Şevket Apuhan

Tüm yazıları
...

Thornburg Raporu

1984 yılında İstanbul’da dünyaya gelmiştir. Azerbaycan Devlet İktisat Üniversitesi, Türk Dünyası İşletme Fakültesi’nde Uluslararası ilişkiler, Haliç Üniversitesi’nde İşletme eğitimi almış, yüksek lisansını aynı üniversitede tamamlamıştır. Uzun yıllar uluslararası bağımsız denetim kurumlarında çalışmış, ulusal gazetelerde yazarlık ve ulusal TV’lerde düzenli olarak yorumculuk yapmıştır. Türkiye’de ve Azerbaycan’da birçok konferansa konuşmacı olarak katılmış Apuhan’ın, yayınlanmış 4 kitabı bulunmaktadır.

İletişim:apuhan@outlook.com

Şevket Apuhan

Max Weston Thornburg, ABD Dışişleri Bakanlığı Uluslararası ilişkiler ve petrol sanayi danışmanlarından biridir. ABD’nin Türkiye’ye yardımlarını yönlendirmek için ülkemize gelmiş ve Thornburg Raporu adıyla anılan raporu kaleme almıştır. (1949-1950)

Peki, bu raporda ne yazıyordu? Thornburg’un önerileri özetle şu şekildedir:

-Türkiye’nin ağır sanayi kurması gerekli değildir.

-Karabük Demir Çelik Fabrikası tasfiye edilmelidir.

-Türkiye; uçak, makine, motor projelerini iptal etmelidir.

-Demiryolları yerine karayolları yapılmalıdır.

-Sanayi bırakılmalı, tarımla kalkınmaya yönelinmelidir.

Ve buraya dikkat:

-Tüm bunlar için gerekli sermaye ABD tarafından verilecektir.

Ülkemizin henüz tam anlamıyla toparlanamadan yeniden ‘hasta adam’ olma süreci yukarıda yazan maddelerin hayata geçmesi ile olmuştur.

ABD emperyalizmi Türkiye’yi iktisadi açıdan köleleştirirken, devletin bütün kılcal damarlarına kadar sızmış, tabiri caizse yanlış ilaç tedavisi ile genç Cumhuriyeti ömür boyu yatağa muhtaç etmeyi planlamıştır.
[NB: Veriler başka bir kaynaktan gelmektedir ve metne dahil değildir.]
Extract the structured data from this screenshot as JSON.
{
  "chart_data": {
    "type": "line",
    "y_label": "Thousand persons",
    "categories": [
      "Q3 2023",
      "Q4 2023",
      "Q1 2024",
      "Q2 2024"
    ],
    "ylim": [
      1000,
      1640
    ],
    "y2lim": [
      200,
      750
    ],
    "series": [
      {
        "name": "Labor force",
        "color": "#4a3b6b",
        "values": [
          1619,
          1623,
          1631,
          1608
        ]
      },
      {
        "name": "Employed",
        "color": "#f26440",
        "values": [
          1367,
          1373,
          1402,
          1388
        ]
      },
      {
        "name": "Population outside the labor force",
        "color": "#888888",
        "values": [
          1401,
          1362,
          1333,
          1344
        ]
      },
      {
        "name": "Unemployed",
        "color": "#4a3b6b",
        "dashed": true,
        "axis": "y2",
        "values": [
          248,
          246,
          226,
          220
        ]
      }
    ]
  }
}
Türkiye, Thornburg’un söz konusu raporundan 67 yıl sonra ABD kuşatmasına karşı harekete geçmiş (her ne kadar iyi yönetilmiyor olsa da), emperyalizme karşı mevzi kazanmaya başlamıştır.

Bu kuşatmayı yarabilirsek; üretime ve istihdama dayanan, emeğin sermayeye peşkeş çekilmediği, asgari ücretin yoksulluk sınırının üzerine çıktığı, işe girebilmek, tedavi olabilmek, iyi bir eğitim alabilmek için kimsenin kimseye boyun eğmediği bir sistemi kurabiliriz.

Bu kuşatmayı yarabilirsek; üreten bir Türkiye’yi yeniden teşkilatlandırabilir, bilge liderler devrinden güçlü kurumlar çağına geçebilir, bireylere uydurulan adalet sistemini yerle bir ederek bireylerin hukuka uymak zorunda kaldıkları bir düzeni hayata geçirebiliriz.

Emperyalizmle savaştan galip çıkmamız demek; yeniden milli bir ordu, milli bir iktisat ve milli bir eğitim sistemi kurabileceğimiz anlamına gelmektedir.

Bunun için Afrin’de Mehmetçiğin verdiği şanlı mücadele, emperyalizme karşı öncü mücadeledir.

Küresel çetenin dayatmalarına direnebilirsek bu coğrafyada bin yıldır her gün verdiğimiz şehitlerin ruhları şad olacak. Bu mücadele yeni Thornburg raporlarını kabul etmek zorunda kalmayalım diye veriliyor.

Gazi Mustafa Kemal Atatürk’ün de dediği gibi: “Askeri zaferler ne kadar büyük olursa olsun iktisadi zaferlerle taçlandırılmadıkça sonuçsuz kalırlar.”